The world of drug development is constantly changing. Innovation and Veristat new technology have revolutionized the traditional clinical trial design. However, drug developers are struggling with how to shift from conventional methods to the latest ones. The industry is using different terms to address a seemingly one main idea: replacing traditional in-person activities in clinical research with digital interventions.
For this reason, you can easily get confused about differentiating decentralized clinical trials from virtual and hybrid—which is which? Below, we explore the main differences between the three to help choose the most suitable model to use in your clinical trial planning.
Understanding How Decentralized, Virtual, and Hybrid Trials Are Different
The three may seem like one main idea expressed in different ways. Each term represents a separate trial design that offers specific benefits and challenges to modern clinical trials. Let’s dive deeper to learn their differences.
What Is a Virtual Clinical Trial?
A virtual clinical trial replaces much (or all) of in-person activities in a clinical trial using software solutions, wearables, and other digital technologies. A fully virtual trial is entirely technology-based—no physical locations, in-person interactions, and no traditional clinical trial sites. Everything is completely virtual, from study start-up to patient enrollment to data collection and testing. In short, no physical patient-caregiver interaction—only data movement. However, virtual clinical trials barely exist since nearly all clinical studies rely heavily on human-to-patient interactions to succeed. Most trials using this model are partly virtual because they are technology-enabled.
What Is a Decentralized Clinical Trial?
It’s a clinical study that uses technology and local healthcare providers to bring the trial closer to the research patients (away from the central site). While decentralized clinical studies can be virtual, the model focuses on eliminating the burden of travel on research participants. Patients may not reside near a traditional clinical trial site. A decentralized clinical model moves the research closer to the participants from the main study center, which could be their local health center or homes.
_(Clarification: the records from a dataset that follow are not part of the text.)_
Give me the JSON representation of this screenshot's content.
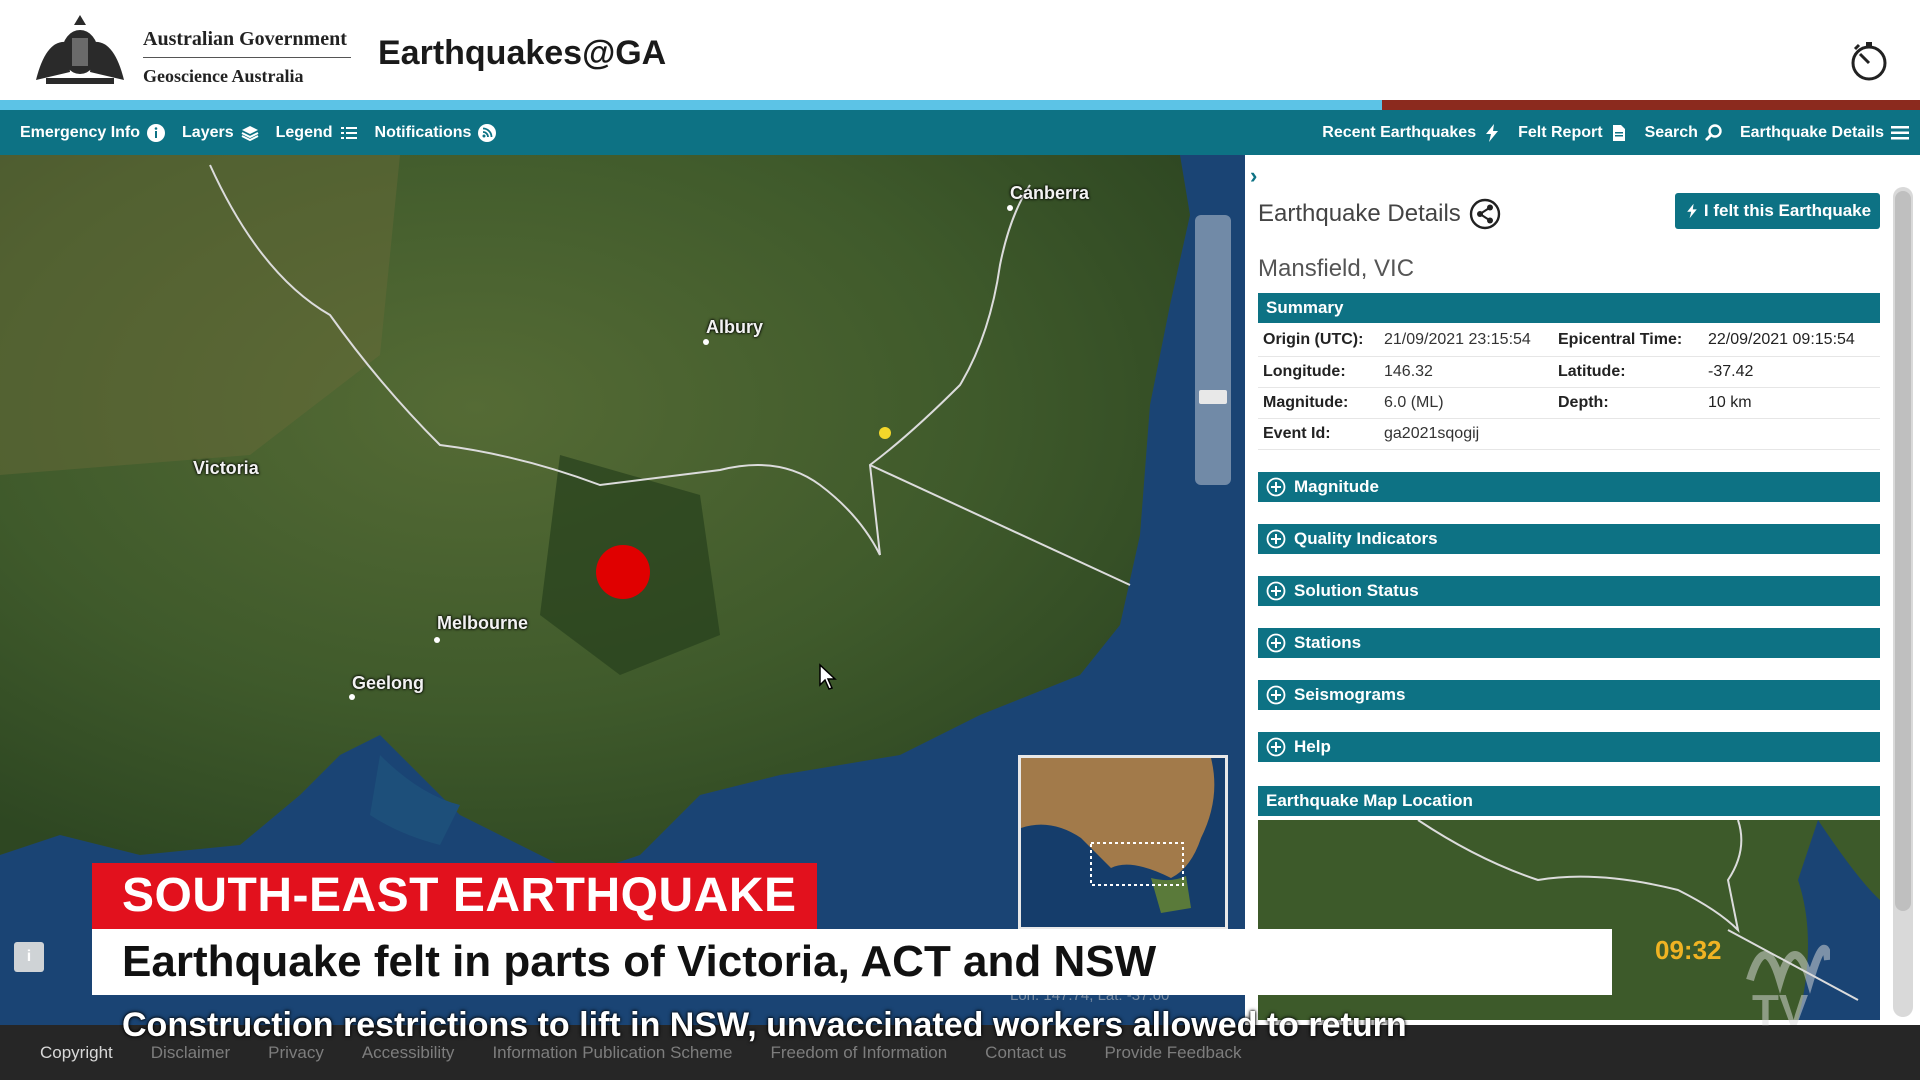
{
  "header": {
    "gov_line1": "Australian Government",
    "gov_line2": "Geoscience Australia",
    "app_title": "Earthquakes@GA",
    "progress_fraction": 0.72
  },
  "nav": {
    "left": [
      {
        "label": "Emergency Info",
        "icon": "info-icon"
      },
      {
        "label": "Layers",
        "icon": "layers-icon"
      },
      {
        "label": "Legend",
        "icon": "list-icon"
      },
      {
        "label": "Notifications",
        "icon": "rss-icon"
      }
    ],
    "right": [
      {
        "label": "Recent Earthquakes",
        "icon": "lightning-icon"
      },
      {
        "label": "Felt Report",
        "icon": "document-icon"
      },
      {
        "label": "Search",
        "icon": "search-icon"
      },
      {
        "label": "Earthquake Details",
        "icon": "menu-icon"
      }
    ]
  },
  "map": {
    "labels": {
      "canberra": "Canberra",
      "albury": "Albury",
      "victoria": "Victoria",
      "melbourne": "Melbourne",
      "geelong": "Geelong"
    },
    "coords_readout": "Lon: 147.74, Lat: -37.60"
  },
  "panel": {
    "title": "Earthquake Details",
    "felt_button": "I felt this Earthquake",
    "location": "Mansfield, VIC",
    "summary_label": "Summary",
    "summary_rows": [
      {
        "k1": "Origin (UTC):",
        "v1": "21/09/2021 23:15:54",
        "k2": "Epicentral Time:",
        "v2": "22/09/2021 09:15:54"
      },
      {
        "k1": "Longitude:",
        "v1": "146.32",
        "k2": "Latitude:",
        "v2": "-37.42"
      },
      {
        "k1": "Magnitude:",
        "v1": "6.0 (ML)",
        "k2": "Depth:",
        "v2": "10 km"
      },
      {
        "k1": "Event Id:",
        "v1": "ga2021sqogij",
        "k2": "",
        "v2": ""
      }
    ],
    "sections": [
      "Magnitude",
      "Quality Indicators",
      "Solution Status",
      "Stations",
      "Seismograms",
      "Help"
    ],
    "map_location_label": "Earthquake Map Location"
  },
  "broadcast": {
    "banner": "SOUTH-EAST EARTHQUAKE",
    "headline": "Earthquake felt in parts of Victoria, ACT and NSW",
    "ticker": "Construction restrictions to lift in NSW, unvaccinated workers allowed to return",
    "clock": "09:32"
  },
  "footer": [
    "Copyright",
    "Disclaimer",
    "Privacy",
    "Accessibility",
    "Information Publication Scheme",
    "Freedom of Information",
    "Contact us",
    "Provide Feedback"
  ],
  "colors": {
    "nav_teal": "#0d7284",
    "banner_red": "#e2111d",
    "epicentre_red": "#e00000",
    "clock_amber": "#f0b323"
  }
}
Key takeaway: While a decentralized clinical trial can be conducted remotely and away from the main research center, it doesn’t have to be fully virtual. If trial leaders work with mobile health networks and local physicians, they can still perform in-person patient tests. A decentralized clinical trial aims to bring the study as close as possible to patients. This model is sometimes called a direct-to-participant clinical trial.
What Is a Hybrid Clinical Trial?
Hybrid clinical trials are partly virtual and partly in-person. They include both traditional and digital clinical research elements. Think of a mixed clinical trial as remotely monitoring participants but requiring them to visit the clinical site occasionally. It combines technology like eConsent forms and remote data collection with traditional on-site workflows to develop a smooth study experience. Here’s the best way to think of a hybrid clinical trial: traditional clinical research enhanced with virtual elements. Most areas of drug development are not ready for full virtual monitoring and decentralization. Most trials are too complex, so removing human supervision from the study protocol can make them fail.
For these clinical trials, a hybrid model is the most suitable approach that accommodates the preferred levels of technology enablement and human intervention. Most modern trials qualify as hybrid trials.